NEW ORLEANS -- Six weeks ago, an audit painted a dismal financial picture of the New Orleans Regional Business Park, a public agency designed to lure new business to eastern New Orleans.
In response to the annual audit, Executive Director Joseph Shorter III admitted the agency was balancing on a cliff.
Now it appears to have fallen over the edge.
Shorter was fired by the agency’s board earlier this month. Days later, his assistant Allison Richards quit.
The departures came at about the same time as the resignation of Brian Egana, chairman of the volunteer board of directors that already was suffering from political disinterest. Only eight of the board’s 12 seats were filled when Egana left.
The board members are appointed by the New Orleans mayor and several area legislators. Egana had been appointed by state Sen. J.P. Morrell.
Morrell said the meltdown did not take him by surprise.
"When a board has no resources, has no money, and the people on the board aren't getting along,” Morrell said, “that's pretty much the recipe for what you're seeing right now, which is that the board has collapsed under its own weight."
The mass exodus leaves the business park with a single employee: the custodian.
The janitor’s truck was the lone vehicle parked amid a vast lot of empty spaces at the complex this week. He declined an interview, except to say that he still shows up for work every day, tidying up the nearly empty office complex and waiting for word about his – and the park’s – future.
Attempts to contact Shorter and the remaining board members about the recent departures were unsuccessful.
A year ago, Morrell tried to breathe new life into the board by streamlining its operations, but now he says it may be time to pull the plug.
"With the departure of the executive director, with the resignation of the assistant, I would think the only thing you can really do at this point is seriously consider dissolving the board as a whole," he said.
The board oversees a state-owned office building and acres of adjoining land, but collects rent from only a single tenant, a warehouse company.

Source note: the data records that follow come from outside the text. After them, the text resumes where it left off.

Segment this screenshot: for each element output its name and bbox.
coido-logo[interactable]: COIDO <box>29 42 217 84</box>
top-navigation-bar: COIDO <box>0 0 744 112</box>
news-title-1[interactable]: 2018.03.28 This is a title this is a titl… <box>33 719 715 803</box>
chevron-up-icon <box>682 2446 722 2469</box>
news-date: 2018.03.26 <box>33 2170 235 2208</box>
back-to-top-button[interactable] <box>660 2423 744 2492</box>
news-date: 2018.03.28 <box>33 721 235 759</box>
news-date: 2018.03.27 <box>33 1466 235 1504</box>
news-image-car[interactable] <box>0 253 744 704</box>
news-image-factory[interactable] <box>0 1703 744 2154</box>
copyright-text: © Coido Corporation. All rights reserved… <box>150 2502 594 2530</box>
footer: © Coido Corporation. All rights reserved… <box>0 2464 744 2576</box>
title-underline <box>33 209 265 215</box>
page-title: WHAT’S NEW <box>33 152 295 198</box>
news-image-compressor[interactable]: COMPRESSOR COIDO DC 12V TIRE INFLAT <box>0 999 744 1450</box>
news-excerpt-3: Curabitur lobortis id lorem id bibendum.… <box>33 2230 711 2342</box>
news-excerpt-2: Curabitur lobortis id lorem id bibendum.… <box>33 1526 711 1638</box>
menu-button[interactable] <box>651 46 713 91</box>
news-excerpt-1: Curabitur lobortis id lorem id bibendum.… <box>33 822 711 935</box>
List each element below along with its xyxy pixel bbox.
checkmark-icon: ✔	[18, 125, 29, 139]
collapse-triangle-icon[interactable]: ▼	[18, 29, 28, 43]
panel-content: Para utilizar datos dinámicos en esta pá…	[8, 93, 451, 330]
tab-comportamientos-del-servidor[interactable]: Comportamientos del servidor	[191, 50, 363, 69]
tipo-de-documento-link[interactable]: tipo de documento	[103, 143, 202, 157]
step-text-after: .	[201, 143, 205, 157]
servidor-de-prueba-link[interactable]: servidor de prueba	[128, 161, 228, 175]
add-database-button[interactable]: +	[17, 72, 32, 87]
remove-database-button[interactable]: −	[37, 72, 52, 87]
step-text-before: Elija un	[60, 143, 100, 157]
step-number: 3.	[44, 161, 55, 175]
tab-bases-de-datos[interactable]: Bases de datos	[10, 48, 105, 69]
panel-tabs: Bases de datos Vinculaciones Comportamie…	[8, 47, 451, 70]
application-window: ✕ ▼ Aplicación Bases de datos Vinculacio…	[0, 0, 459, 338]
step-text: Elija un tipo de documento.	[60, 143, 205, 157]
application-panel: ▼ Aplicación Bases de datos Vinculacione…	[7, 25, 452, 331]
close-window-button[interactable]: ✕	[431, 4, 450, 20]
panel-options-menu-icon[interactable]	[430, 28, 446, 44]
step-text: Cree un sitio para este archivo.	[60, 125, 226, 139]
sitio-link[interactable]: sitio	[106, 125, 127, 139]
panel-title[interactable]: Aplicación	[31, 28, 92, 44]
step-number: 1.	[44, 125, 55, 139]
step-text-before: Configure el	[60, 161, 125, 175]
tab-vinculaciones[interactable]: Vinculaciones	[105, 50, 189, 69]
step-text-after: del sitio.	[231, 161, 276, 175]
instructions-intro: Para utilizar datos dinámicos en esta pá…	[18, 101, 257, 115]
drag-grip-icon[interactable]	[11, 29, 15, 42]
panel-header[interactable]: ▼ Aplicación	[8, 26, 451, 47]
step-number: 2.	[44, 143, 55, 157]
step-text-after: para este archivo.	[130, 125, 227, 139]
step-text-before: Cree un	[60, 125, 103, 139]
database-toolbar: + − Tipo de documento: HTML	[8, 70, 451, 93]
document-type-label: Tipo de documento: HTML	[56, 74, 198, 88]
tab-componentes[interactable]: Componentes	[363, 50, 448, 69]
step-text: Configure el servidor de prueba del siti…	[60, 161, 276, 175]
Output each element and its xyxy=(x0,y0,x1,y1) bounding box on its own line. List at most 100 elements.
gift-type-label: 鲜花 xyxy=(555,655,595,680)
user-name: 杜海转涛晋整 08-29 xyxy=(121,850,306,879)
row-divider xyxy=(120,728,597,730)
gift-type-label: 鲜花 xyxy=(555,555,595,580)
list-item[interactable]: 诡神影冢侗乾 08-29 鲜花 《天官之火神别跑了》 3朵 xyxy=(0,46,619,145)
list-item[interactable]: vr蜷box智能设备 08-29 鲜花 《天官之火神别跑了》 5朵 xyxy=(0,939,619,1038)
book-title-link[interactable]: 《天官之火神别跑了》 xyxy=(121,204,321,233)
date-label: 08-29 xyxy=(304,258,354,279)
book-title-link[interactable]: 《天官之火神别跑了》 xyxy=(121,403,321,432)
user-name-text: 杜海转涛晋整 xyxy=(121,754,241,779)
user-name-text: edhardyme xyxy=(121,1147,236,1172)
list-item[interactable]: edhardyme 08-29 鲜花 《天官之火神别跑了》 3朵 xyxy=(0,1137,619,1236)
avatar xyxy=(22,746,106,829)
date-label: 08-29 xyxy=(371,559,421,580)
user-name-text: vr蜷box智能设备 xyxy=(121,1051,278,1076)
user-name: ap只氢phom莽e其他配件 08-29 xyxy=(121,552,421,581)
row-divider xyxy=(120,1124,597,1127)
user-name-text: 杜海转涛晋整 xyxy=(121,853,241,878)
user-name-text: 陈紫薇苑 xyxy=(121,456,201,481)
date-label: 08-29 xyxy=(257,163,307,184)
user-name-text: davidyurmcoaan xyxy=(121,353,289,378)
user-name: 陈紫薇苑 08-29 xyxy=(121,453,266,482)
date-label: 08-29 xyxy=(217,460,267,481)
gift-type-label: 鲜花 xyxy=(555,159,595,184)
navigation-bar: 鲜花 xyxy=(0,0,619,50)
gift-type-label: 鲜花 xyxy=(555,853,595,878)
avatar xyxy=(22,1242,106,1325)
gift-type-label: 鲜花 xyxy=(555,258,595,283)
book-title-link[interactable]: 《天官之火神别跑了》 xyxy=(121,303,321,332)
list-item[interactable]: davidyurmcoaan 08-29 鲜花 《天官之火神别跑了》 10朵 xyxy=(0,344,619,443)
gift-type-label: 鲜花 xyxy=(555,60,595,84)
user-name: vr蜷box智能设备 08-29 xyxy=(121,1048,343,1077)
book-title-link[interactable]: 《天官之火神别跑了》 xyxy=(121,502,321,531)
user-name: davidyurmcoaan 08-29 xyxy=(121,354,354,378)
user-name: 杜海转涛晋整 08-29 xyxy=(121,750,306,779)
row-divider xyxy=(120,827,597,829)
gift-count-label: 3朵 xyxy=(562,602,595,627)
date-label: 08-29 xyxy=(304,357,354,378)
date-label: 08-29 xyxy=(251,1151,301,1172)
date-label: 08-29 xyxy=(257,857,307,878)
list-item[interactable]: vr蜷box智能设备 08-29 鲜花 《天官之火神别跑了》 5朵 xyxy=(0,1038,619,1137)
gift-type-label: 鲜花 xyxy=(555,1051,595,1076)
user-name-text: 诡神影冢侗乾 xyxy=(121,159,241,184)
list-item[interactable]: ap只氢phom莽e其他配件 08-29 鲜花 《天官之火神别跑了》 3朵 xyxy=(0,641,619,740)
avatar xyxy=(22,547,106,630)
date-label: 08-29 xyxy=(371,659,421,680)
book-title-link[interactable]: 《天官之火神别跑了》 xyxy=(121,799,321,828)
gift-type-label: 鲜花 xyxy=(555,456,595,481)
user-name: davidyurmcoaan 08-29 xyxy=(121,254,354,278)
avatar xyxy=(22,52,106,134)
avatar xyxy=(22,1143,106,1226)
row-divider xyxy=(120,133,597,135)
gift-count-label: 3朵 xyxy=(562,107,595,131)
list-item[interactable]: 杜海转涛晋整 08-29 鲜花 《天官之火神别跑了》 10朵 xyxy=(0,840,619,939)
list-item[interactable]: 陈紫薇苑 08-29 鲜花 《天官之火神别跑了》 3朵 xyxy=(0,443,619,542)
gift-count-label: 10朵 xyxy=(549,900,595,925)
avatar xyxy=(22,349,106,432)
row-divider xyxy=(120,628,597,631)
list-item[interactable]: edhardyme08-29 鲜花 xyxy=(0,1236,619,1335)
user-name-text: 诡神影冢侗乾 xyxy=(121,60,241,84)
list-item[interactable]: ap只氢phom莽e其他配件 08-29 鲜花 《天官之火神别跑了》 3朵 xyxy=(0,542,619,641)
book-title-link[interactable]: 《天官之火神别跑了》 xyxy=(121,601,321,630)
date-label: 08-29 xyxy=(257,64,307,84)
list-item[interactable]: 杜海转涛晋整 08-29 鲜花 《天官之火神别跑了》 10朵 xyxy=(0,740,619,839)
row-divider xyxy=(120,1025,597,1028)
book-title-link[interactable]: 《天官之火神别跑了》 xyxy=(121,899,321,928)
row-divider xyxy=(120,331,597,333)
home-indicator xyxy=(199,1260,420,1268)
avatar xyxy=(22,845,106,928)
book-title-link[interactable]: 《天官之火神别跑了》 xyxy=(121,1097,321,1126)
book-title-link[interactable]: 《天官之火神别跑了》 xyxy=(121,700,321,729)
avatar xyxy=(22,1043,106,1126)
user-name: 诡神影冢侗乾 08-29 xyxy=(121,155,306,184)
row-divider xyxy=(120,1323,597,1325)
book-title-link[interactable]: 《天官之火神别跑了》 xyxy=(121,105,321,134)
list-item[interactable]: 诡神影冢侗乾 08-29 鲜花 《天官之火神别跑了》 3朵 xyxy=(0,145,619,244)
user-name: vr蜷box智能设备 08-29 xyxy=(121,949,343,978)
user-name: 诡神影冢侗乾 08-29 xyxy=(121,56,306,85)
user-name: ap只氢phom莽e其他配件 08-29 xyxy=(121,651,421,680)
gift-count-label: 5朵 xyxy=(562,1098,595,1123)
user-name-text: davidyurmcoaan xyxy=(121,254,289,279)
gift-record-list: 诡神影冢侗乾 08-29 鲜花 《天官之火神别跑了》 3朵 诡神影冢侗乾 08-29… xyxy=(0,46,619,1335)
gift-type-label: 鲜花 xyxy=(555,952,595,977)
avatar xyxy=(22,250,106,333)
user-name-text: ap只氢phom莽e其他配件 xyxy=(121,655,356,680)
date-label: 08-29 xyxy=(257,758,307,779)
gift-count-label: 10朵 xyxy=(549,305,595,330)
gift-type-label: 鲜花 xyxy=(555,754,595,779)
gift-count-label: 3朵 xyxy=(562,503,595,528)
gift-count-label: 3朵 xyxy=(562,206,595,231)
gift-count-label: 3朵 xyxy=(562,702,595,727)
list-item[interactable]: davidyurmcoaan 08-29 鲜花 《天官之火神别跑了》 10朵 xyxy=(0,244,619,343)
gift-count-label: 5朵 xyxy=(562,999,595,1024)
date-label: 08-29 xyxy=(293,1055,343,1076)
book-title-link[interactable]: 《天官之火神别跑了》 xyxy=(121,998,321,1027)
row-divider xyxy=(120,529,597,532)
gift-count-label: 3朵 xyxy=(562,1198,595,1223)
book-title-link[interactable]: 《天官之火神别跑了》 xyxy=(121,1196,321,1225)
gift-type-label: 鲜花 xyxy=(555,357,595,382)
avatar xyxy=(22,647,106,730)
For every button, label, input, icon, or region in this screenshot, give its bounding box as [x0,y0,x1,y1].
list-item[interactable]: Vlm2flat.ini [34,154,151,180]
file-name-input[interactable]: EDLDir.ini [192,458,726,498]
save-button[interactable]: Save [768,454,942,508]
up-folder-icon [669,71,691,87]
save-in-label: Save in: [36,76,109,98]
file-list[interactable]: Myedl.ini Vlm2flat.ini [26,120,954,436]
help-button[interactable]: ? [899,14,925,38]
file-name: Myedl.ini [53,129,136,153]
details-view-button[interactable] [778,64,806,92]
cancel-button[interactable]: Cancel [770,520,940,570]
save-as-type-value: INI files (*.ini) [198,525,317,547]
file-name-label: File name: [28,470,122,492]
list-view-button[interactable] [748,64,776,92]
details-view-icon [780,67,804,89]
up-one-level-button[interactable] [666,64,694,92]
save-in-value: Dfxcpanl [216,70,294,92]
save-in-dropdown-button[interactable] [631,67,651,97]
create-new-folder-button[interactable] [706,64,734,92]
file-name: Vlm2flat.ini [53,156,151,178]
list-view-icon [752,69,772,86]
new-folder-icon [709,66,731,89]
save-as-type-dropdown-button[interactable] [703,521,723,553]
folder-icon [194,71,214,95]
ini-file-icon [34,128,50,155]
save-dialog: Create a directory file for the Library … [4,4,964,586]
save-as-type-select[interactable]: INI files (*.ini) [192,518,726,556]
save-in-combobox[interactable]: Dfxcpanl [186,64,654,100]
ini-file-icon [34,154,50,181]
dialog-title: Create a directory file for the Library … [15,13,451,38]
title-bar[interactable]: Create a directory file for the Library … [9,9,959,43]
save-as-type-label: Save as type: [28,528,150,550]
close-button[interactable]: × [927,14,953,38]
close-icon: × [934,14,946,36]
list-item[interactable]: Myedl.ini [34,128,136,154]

The park has been unable to attract any new business for the past several years. The Oct. 2 audit showed the agency’s revenues dipping far below projections, even after Shorter cut his salary – and that of his two employees – by 20 percent.
When Shorter came on board two years ago, he inherited an agency that had just lost an election to renew its $220,000 millage after years of scandal and mismanagement.
At the time Shorter was hired, the park had been without a director for two years following the dismissal of his predecessor Roy Mack Sr. over ethics violations.
“It was a ship without a rudder, without an engine. No wonder it floundered," Shorter said in an interview last month when the audit was released.
Now Morrell thinks the park may be on its death bed. He said he will talk to the remaining board members about disbanding and putting the land up for sale.
"It's almost like you've got a board in hospice care,” Morrell said. “All you can do get its affairs in order before it passes."